—Un truc?..

—Entendons-nous, ce n'est pas une supercherie que je veux dire. J'entends par là quelque chose dont le public ne se doute pas, et qui constitue le point le plus délicat de l'exercice. Suivez-moi bien. Je mets en fait qu'il est impossible de se vider le cerveau au point de ne plus avoir qu'une seule pensée, au point que votre volonté ne s'éparpille pas, si je peux dire. Eh bien, moi, je choisis dans toute la salle un objet, un point fixe sur lequel je rive mes regards. Je ne vois que ce point, cet objet. Dès la seconde où il est dans mes yeux, rien d'autre n'existe plus. Je suis en selle. Mes mains cramponnées au guidon, je ne me préoccupe de rien: ni de mon équilibre, ni de ma direction. Je suis sûr de mes muscles. Ils sont fermes comme l'acier. Il n'y a qu'une partie de moi-même contre laquelle je me mette en garde: mes yeux. Mais quand une fois ils sont attachés, ils ne me font plus peur. Eh bien, le soir où j'ai débuté, je ne sais pas pour quelle raison, mes regards sont tombés sur votre loge. Je vous ai vu. Je n'ai plus vu que vous. Vous avez sans le savoir pris mes yeux… Vous avez été ce point, cet objet, dont je vous parlais tout à l'heure. Le second jour je vous ai cherché à la même place. Ainsi les jours suivants. Si bien qu'à présent, dès que je suis entré, d'instinct mon regard vous cherche, vous suit. Vous êtes, sans vous en rendre compte, l'auxiliaire précieux, indispensable de mon tour. Vous comprenez, dans ces conditions, que je puisse vous connaître.
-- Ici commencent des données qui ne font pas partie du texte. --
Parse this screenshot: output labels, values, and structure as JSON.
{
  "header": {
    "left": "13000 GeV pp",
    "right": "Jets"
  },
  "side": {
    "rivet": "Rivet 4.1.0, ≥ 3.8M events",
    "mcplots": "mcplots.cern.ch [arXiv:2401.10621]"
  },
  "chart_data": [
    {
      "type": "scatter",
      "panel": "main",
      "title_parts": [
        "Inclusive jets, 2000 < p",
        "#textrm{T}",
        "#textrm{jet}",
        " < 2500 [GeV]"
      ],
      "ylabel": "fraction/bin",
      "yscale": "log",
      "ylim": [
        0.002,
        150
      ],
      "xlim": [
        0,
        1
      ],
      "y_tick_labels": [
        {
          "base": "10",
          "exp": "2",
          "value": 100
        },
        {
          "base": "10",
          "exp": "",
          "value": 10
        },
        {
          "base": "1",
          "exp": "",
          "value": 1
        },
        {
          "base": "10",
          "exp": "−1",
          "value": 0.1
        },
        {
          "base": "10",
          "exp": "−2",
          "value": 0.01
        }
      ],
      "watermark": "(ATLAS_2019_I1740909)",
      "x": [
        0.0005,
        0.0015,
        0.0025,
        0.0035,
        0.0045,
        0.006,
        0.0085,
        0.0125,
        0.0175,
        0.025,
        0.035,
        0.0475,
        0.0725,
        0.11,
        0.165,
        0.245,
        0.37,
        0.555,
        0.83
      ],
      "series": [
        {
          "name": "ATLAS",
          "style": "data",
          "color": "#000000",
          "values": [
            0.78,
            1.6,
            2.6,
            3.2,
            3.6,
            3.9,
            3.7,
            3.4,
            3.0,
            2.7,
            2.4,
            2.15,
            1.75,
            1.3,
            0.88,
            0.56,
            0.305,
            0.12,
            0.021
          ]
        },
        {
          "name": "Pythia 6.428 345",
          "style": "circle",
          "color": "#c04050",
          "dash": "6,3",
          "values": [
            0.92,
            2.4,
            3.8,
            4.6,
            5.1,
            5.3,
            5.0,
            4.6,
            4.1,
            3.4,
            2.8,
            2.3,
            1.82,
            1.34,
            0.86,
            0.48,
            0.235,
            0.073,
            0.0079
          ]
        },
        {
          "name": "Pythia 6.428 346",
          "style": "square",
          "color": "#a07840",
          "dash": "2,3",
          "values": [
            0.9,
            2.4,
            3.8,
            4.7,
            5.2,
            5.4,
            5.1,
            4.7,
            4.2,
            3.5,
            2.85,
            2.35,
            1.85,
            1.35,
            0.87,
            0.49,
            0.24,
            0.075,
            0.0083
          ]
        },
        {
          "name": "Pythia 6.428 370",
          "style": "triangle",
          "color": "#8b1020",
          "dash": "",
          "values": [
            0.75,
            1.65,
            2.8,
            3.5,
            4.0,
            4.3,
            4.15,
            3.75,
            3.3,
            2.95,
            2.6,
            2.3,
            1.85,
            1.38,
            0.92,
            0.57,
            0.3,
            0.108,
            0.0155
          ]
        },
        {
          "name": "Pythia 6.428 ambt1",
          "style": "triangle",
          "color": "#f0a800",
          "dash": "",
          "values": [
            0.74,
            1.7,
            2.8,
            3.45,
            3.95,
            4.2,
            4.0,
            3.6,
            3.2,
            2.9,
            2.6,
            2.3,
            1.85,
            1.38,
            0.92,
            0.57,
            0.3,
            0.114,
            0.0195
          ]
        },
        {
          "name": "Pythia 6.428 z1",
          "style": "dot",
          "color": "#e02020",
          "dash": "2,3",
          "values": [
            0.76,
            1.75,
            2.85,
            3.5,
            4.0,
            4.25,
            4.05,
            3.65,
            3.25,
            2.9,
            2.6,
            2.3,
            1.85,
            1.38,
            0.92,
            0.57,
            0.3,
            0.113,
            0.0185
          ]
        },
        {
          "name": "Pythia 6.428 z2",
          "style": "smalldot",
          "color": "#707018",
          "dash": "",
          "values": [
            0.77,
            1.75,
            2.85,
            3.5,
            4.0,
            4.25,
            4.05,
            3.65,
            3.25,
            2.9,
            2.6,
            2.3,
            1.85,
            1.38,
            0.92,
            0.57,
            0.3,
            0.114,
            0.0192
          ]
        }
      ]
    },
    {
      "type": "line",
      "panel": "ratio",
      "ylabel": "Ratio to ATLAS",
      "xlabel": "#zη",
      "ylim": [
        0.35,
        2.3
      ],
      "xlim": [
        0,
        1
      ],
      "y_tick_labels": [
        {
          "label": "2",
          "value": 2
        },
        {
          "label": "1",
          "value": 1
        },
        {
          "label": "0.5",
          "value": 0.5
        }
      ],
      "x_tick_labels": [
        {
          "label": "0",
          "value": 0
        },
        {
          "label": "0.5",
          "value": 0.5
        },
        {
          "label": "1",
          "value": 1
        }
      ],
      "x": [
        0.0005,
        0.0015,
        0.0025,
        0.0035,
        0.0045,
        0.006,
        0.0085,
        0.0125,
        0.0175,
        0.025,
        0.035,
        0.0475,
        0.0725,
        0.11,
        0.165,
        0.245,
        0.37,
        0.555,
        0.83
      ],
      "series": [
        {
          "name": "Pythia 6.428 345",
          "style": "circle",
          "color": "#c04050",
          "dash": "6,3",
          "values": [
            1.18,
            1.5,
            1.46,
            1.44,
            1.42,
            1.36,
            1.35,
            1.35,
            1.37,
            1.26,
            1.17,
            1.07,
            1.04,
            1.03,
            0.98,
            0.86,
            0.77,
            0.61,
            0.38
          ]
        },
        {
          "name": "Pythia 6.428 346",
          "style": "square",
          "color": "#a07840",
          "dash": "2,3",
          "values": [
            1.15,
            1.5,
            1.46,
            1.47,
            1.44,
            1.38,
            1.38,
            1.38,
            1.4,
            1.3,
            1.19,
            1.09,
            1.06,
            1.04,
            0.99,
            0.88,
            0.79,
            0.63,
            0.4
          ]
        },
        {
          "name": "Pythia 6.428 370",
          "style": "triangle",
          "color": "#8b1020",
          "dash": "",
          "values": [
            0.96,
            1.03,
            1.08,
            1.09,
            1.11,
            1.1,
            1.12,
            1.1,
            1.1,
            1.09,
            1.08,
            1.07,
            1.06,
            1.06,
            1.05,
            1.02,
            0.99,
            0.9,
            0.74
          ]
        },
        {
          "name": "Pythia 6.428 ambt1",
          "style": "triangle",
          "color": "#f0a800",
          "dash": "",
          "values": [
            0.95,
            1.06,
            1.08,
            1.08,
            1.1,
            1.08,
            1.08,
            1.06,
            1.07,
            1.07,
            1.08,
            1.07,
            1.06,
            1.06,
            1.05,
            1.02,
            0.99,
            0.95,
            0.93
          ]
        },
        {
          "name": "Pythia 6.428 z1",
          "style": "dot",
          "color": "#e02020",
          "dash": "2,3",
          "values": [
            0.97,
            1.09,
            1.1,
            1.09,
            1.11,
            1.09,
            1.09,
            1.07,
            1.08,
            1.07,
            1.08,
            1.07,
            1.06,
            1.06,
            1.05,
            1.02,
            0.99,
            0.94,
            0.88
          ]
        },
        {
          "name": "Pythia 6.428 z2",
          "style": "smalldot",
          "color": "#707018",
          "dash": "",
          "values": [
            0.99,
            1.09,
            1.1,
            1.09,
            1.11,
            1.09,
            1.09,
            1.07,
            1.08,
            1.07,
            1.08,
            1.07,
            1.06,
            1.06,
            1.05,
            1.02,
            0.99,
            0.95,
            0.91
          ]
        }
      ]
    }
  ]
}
Le lendemain, ainsi que de coutume, le maniaque était dans sa loge. Dans la salle, c'était un mouvement, un bruit confus. Brusquement le silence se fit, profond; on eût dit que pas un souffle ne sortait de ces poitrines. L'acrobate était monté sur sa machine, que deux hommes tenaient, attendant le signal du départ. Il était bien d'aplomb, les poings au guidon, la tête droite, le regard fixé devant lui.

Il cria: «Hop!» et les hommes le poussèrent.

Mais au même moment, le plus naturellement du monde, le maniaque se leva, repoussa son siège et s'assit de l'autre côté de la loge. Alors on vit une chose effroyable. L'acrobate eut un violent haut-le-corps. Sa machine, qui piquait en avant, fit une embardée formidable, bondit en dehors de la piste et alla au milieu des hurlements d'épouvante s'écraser sur le sol.

D'un geste méthodique, le maniaque enfila son pardessus, lissa son chapeau d'un revers de manche et sortit.

Le Père

Quand la dernière pelletée de terre fut retombée, et qu'ils eurent donné la dernière poignée de mains, le père et le fils rentrèrent chez eux à petits pas, sans rien dire, les jambes lourdes, la tête vide, pris soudain de cette grande lassitude qui suit les efforts trop longtemps soutenus.

La maison imprégnée encore du parfum des fleurs, la maison redevenue calme après l'affolement, les allées et venues de ces deux jours, leur parut étrangement vide et neuve. La vieille bonne qui les avait précédés avait tout remis en ordre. Il leur sembla qu'ils revenaient d'un long voyage, mais qu'ils se retrouvaient chez eux sans joie, sans ce large soupir qui dit: «Ah! qu'on est bien chez soi!…» Tout était propre, net. Près de la cheminée, le chat couché en rond ronronnait doucement, et le soleil d'hiver étalait sa gaieté timide sur les vitres.